Supersilent is a band built around a singular vision of improvised music without ego. The group hasn’t been very active lately—the recordings that comprise 12 were all made in 2011—but they were also never a conventional band in the first place, meeting only to perform completely improvised pieces together and never discussing their music before or after playing it. Albums are named numerically in sequence, and the tracks are named the same way. If you follow Norway’s improvised music and avant garde scenes, you likely know the work of Helge Sten, who records on his own as Deathprod and has produced Jenny Hval and Jaga Jazzist, Arve Henriksen, who records as a solo artist and session musician, and Ståle Storløkken, who has played with Terje Rypdal among many others.
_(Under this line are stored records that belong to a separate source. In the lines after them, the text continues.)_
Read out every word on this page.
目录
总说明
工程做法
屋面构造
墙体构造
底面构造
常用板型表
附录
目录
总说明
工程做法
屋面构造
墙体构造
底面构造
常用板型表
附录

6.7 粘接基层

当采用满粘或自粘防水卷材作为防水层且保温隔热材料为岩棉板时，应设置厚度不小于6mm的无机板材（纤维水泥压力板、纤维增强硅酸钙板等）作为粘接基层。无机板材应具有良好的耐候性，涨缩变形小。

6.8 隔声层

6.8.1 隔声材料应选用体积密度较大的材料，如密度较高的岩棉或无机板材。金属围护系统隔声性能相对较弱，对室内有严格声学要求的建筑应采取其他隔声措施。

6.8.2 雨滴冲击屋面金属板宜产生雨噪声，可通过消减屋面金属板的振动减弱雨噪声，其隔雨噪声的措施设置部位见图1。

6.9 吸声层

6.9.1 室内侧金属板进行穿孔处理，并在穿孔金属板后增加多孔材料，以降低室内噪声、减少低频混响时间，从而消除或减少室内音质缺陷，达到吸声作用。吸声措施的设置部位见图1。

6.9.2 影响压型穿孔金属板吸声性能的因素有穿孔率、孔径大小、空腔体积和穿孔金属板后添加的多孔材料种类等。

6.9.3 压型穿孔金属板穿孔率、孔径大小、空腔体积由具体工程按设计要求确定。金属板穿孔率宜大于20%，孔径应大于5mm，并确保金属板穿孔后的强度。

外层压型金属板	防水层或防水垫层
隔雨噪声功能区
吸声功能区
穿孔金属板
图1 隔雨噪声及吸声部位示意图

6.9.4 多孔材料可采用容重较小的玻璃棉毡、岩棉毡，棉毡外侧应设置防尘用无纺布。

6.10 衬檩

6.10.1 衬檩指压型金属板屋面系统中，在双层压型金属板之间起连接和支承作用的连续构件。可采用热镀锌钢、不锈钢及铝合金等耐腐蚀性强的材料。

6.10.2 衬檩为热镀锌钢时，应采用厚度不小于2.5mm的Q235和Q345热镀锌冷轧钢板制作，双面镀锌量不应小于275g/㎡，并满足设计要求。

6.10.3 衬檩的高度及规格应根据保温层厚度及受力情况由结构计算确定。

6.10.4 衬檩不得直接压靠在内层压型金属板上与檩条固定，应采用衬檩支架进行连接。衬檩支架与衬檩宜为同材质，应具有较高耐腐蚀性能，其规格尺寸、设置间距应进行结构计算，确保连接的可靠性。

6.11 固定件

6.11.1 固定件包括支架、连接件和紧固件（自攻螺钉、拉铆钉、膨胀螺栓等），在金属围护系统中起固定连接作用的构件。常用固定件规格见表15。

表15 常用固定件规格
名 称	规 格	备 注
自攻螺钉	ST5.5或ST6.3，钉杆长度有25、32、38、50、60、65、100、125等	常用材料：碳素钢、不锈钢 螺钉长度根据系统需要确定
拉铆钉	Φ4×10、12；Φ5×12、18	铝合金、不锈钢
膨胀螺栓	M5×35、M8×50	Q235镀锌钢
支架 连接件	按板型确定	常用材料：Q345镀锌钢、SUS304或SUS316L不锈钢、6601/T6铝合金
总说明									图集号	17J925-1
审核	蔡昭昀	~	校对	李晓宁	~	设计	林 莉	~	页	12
In Supersilent, though, the three musicians work assiduously to efface their usual identities, collectively creating music that defies easy categorization.
12, their twelfth album as the title implies, is no exception. It is at times intensely beautiful, playing like a soundtrack to footage of the frozen surface of Europa, but more often exudes a creepy, ashen vibe, as if the mission to Europa had gone just slightly wrong, leaving no way for the survivors to escape an alien world. More aggressively abstract and unsettling than most of their previous work, it nevertheless has a compelling shape, leaving the ice fields of its outer thirds for a place no less strange but more active. Storløkken’s keyboards and Henriksen’s trumpet rise out of the churning textures to become recognizable for fleeting moments, and it becomes clear just how much of that foreboding texture that greets you at the beginning of the LP is trumpet, stretched and smeared to a point where it surrenders its identity and merges with the electronics.
Direct reference points for this music are hard to come by. Pink Floyd’s most consciously out music, Iannis Xenakis’ Metastaseis, Ash Ra Tempel’s Schwingungen, Ligeti’s work with tone clusters, and Tangerine Dream’s Atem all operate in similar sonic territory, but Supersilent arrive there from a completely different direction. Whether they’re focused on a cavernous, gravelly drone or subsuming a nascent melody under a scraping wall of electronics, the results are spellbinding and make for a unique entry in the band’s already deep discography.